I think the way we get there certainly requires [an] intense understanding at the genetic and cell biological level of what exactly misspellings in the NF1 gene do to cause all these findings. Then the effort needed to translate that into an idea about a drug therapy or possibly a gene therapy—the only way you get there is to have a critical mass of talented, motivated, visionary, maybe a little bit obsessed young investigators who are going to make this the thing that they care about when they wake up in the morning and when they go to bed at night.
That’s what the FCS program has created. This group of individuals working together, get to know each other, mentored by others so that they’re not floating out there alone – something the program has cultivated beautifully. They’re our best hope to get NF1, maybe not too far in the distance, where CF is now.
Very encouraging. For those of us navigating the balance between clinical practice and research, what are your thoughts on maintaining both versus focusing entirely on one?

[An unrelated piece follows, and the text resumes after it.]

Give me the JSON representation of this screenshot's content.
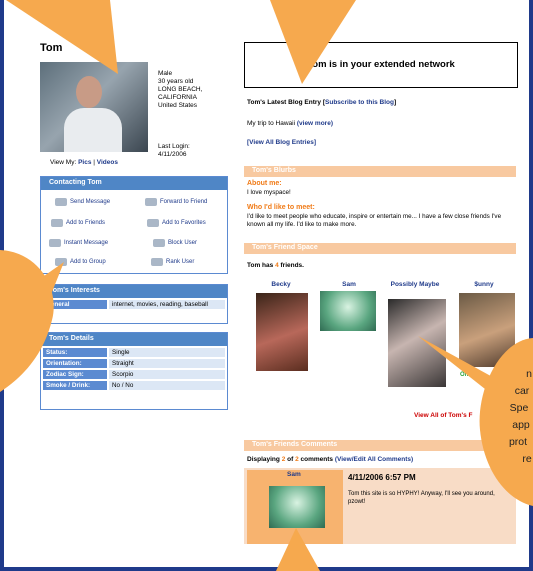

It really depends on the individual. I think the dual role can be powerful. Engaging with patients offers an anchor in the reality of what patients are going through. My own work on NF1 in the 1980s was driven by what I observed in the clinic; NF1 was common in my adult genetics’ clinic, and it needed research attention. Some people are totally devoted to the clinical side and they have insights that can guide research. And others are devoted to the laboratory, but are pretty tightly connected with the clinicians who are…Progress can happen that way as well. It doesn’t have to be in the brain of a single person. Sometimes the team can make up for that.
With the success of the Francis Collins Scholars Program, do you think this model could help address other medical challenges?
I’m a huge fan. A modest amount of resources…and figuring out how best to apply them to have the greatest impact. There’s no substitute for getting investigators focused on a problem in a way that’s likely to be a lifelong mission of theirs.
That means finding them at that point where they’re trying to decide ‘what’s my independent research career going to look like?’ — scientists, when they’ve finished the phase where somebody else is giving them a project and they’re ready to make their own decision, that’s what the Scholars program aims to do. And I think the results so far are certainly confirming what a wise approach it has been. Without this program these 18 investigators might be working on something else.
You have secured the support of the most important resource we have, which is the talent of a young scientist.